The other thing that happened was they also, in some cases, cases sat around for a while. They also sent some letters out that were far too broad, asking questions of these organizations that weren’t really necessary for the type of application. In some cases you probably read that they asked for contributor names. That’s not appropriate, not usual, there are some very limited times when we might need that but in most of these cases where they were asked they didn’t do it correctly and they didn’t do it with a higher level of review. As I said, some of them sat around for too long.

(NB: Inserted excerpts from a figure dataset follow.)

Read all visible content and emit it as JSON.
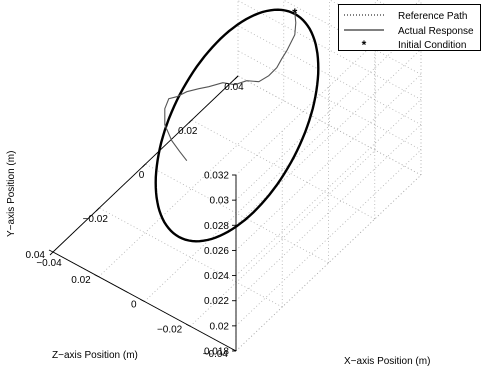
{
  "chart_data": {
    "type": "line3d",
    "title": "",
    "xlabel": "X−axis Position (m)",
    "ylabel": "Y−axis Position (m)",
    "zlabel": "Z−axis Position (m)",
    "xlim": [
      -0.04,
      0.04
    ],
    "ylim": [
      0.018,
      0.032
    ],
    "zlim": [
      -0.04,
      0.04
    ],
    "x_ticks": [
      "−0.04",
      "−0.02",
      "0",
      "0.02",
      "0.04"
    ],
    "y_ticks": [
      "0.018",
      "0.02",
      "0.022",
      "0.024",
      "0.026",
      "0.028",
      "0.03",
      "0.032"
    ],
    "z_ticks": [
      "−0.04",
      "−0.02",
      "0",
      "0.02",
      "0.04"
    ],
    "grid": true,
    "box": true,
    "legend_position": "top-right",
    "series": [
      {
        "name": "Reference Path",
        "style": "dotted",
        "color": "#000000",
        "values": []
      },
      {
        "name": "Actual Response",
        "style": "solid",
        "color": "#000000",
        "note_shape": "tracking ellipse in tilted plane plus transient from initial condition",
        "trajectory": {
          "center": [
            0.0,
            0.025,
            0.0
          ],
          "radius_x": 0.025,
          "radius_z": 0.025,
          "y_amplitude": 0.0045
        }
      },
      {
        "name": "Initial Condition",
        "style": "marker",
        "marker": "*",
        "color": "#000000",
        "point": [
          0.025,
          0.0296,
          0.0
        ]
      }
    ]
  }
}
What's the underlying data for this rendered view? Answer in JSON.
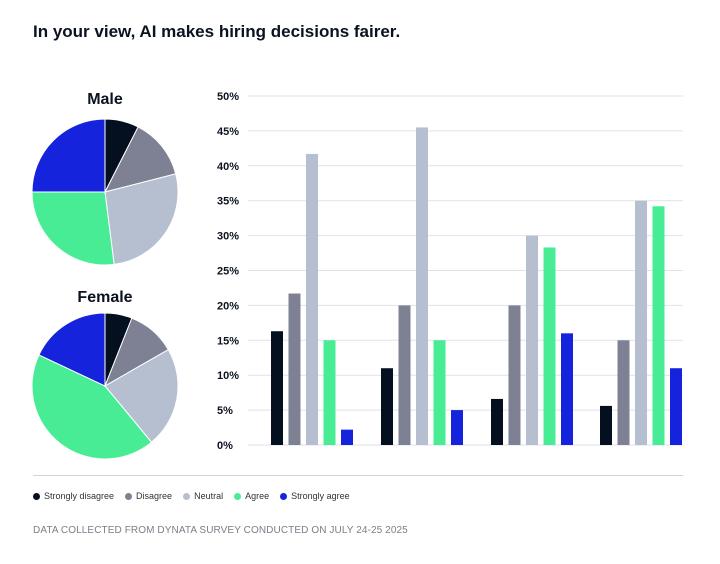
{
  "title": "In your view, AI makes hiring decisions fairer.",
  "footnote": "DATA COLLECTED FROM DYNATA SURVEY CONDUCTED ON JULY 24-25 2025",
  "legend": [
    {
      "label": "Strongly disagree",
      "color": "#04101f"
    },
    {
      "label": "Disagree",
      "color": "#7e8194"
    },
    {
      "label": "Neutral",
      "color": "#b5bfcf"
    },
    {
      "label": "Agree",
      "color": "#48ec94"
    },
    {
      "label": "Strongly agree",
      "color": "#1523dd"
    }
  ],
  "chart_data": [
    {
      "type": "pie",
      "title": "Male",
      "labels": [
        "Strongly disagree",
        "Disagree",
        "Neutral",
        "Agree",
        "Strongly agree"
      ],
      "values": [
        7.5,
        13.5,
        27,
        27,
        25
      ]
    },
    {
      "type": "pie",
      "title": "Female",
      "labels": [
        "Strongly disagree",
        "Disagree",
        "Neutral",
        "Agree",
        "Strongly agree"
      ],
      "values": [
        6,
        10.7,
        22.3,
        43,
        18
      ]
    },
    {
      "type": "bar",
      "categories": [
        "",
        "",
        "",
        ""
      ],
      "series": [
        {
          "name": "Strongly disagree",
          "values": [
            16.3,
            11,
            6.6,
            5.6
          ]
        },
        {
          "name": "Disagree",
          "values": [
            21.7,
            20,
            20,
            15
          ]
        },
        {
          "name": "Neutral",
          "values": [
            41.7,
            45.5,
            30,
            35
          ]
        },
        {
          "name": "Agree",
          "values": [
            15,
            15,
            28.3,
            34.2
          ]
        },
        {
          "name": "Strongly agree",
          "values": [
            2.2,
            5,
            16,
            11
          ]
        }
      ],
      "ylim": [
        0,
        50
      ],
      "yticks": [
        "0%",
        "5%",
        "10%",
        "15%",
        "20%",
        "25%",
        "30%",
        "35%",
        "40%",
        "45%",
        "50%"
      ],
      "grid": true,
      "legend": "bottom"
    }
  ]
}
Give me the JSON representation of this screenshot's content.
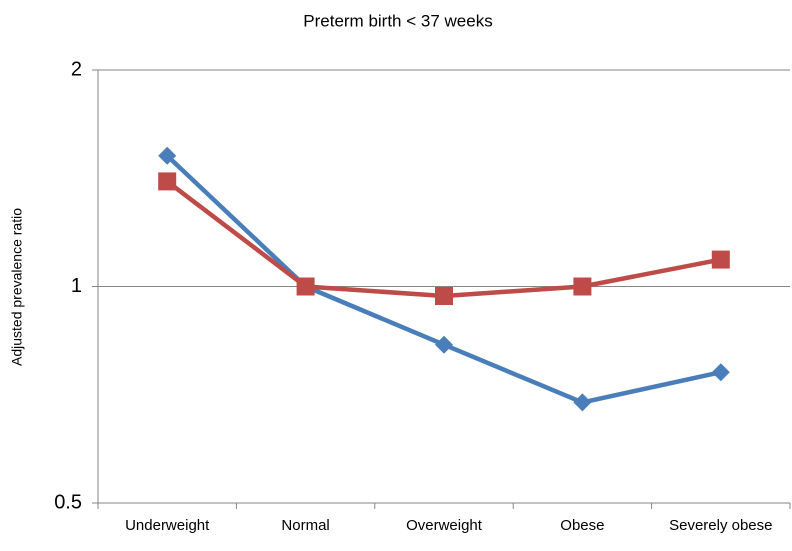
{
  "chart_data": {
    "type": "line",
    "title": "Preterm birth < 37 weeks",
    "y_label": "Adjusted prevalence ratio",
    "categories": [
      "Underweight",
      "Normal",
      "Overweight",
      "Obese",
      "Severely obese"
    ],
    "series": [
      {
        "color": "#4a7ebb",
        "marker": "diamond",
        "values": [
          1.52,
          1.0,
          0.83,
          0.69,
          0.76
        ]
      },
      {
        "color": "#be4b48",
        "marker": "square",
        "values": [
          1.4,
          1.0,
          0.97,
          1.0,
          1.09
        ]
      }
    ],
    "ylim": [
      0.5,
      2
    ],
    "yticks": [
      0.5,
      1,
      2
    ],
    "log_y": true,
    "grid": true
  }
}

What have we done to take care of this? Oh, let me back up. They didn’t do this because of any political bias. They did it because they were working together. This was a streamlined way for them to refer to the cases. They didn’t have the appropriate level of sensitivity about how this might appear to others and it was just wrong. So when we found out about it we did a couple of things. First, we said that list that goes around for centralizing cases any changes on that list have to be reviewed and approved at the Director of Rulings & Agreements level so line staff can no longer change or add to that list without calling us to look at it.
We also went back and looked at questions that had been sent out to folks because some of them were extensive and where the questions weren’t necessary we gave the organizations flexibility as to which questions they needed to answer and gave them more time to answer them. In some cases we told them to just ignore the letter we already sent and sent a new list of questions. In some cases we said we don’t need those questions answered. We can deal with your application without responses to those questions. We also sorted the cases to try and figure out which cases needed a further look and which cases could be handled through almost a screening process. We might need a litle bit more information.
The problem in the (c)(4) area is that the kind of activity the organizations were doing is okay for (c)(4)s but it can’t be their primary activity. So that weighing and balancing is a little different than when we have a (c)(3) that says you can’t do any political activity. That’s a pretty easy question. So I guess my bottom line here is that we at the IRS should apologize for that, it was not intentional, and as soon as we found out what was going on, we took steps to make it better and I don’t expect that to reoccur.
As long as we are on the topic of potential political activity, it’s a good time to remind all of you as you are looking at filing for 2012 there was a lot of political activity in organizations this past year and so we’ll be looking at the 527(f) tax, as we see the 2012 990s coming in, so make sure that your clients are appropriately computing the 527(f) tax.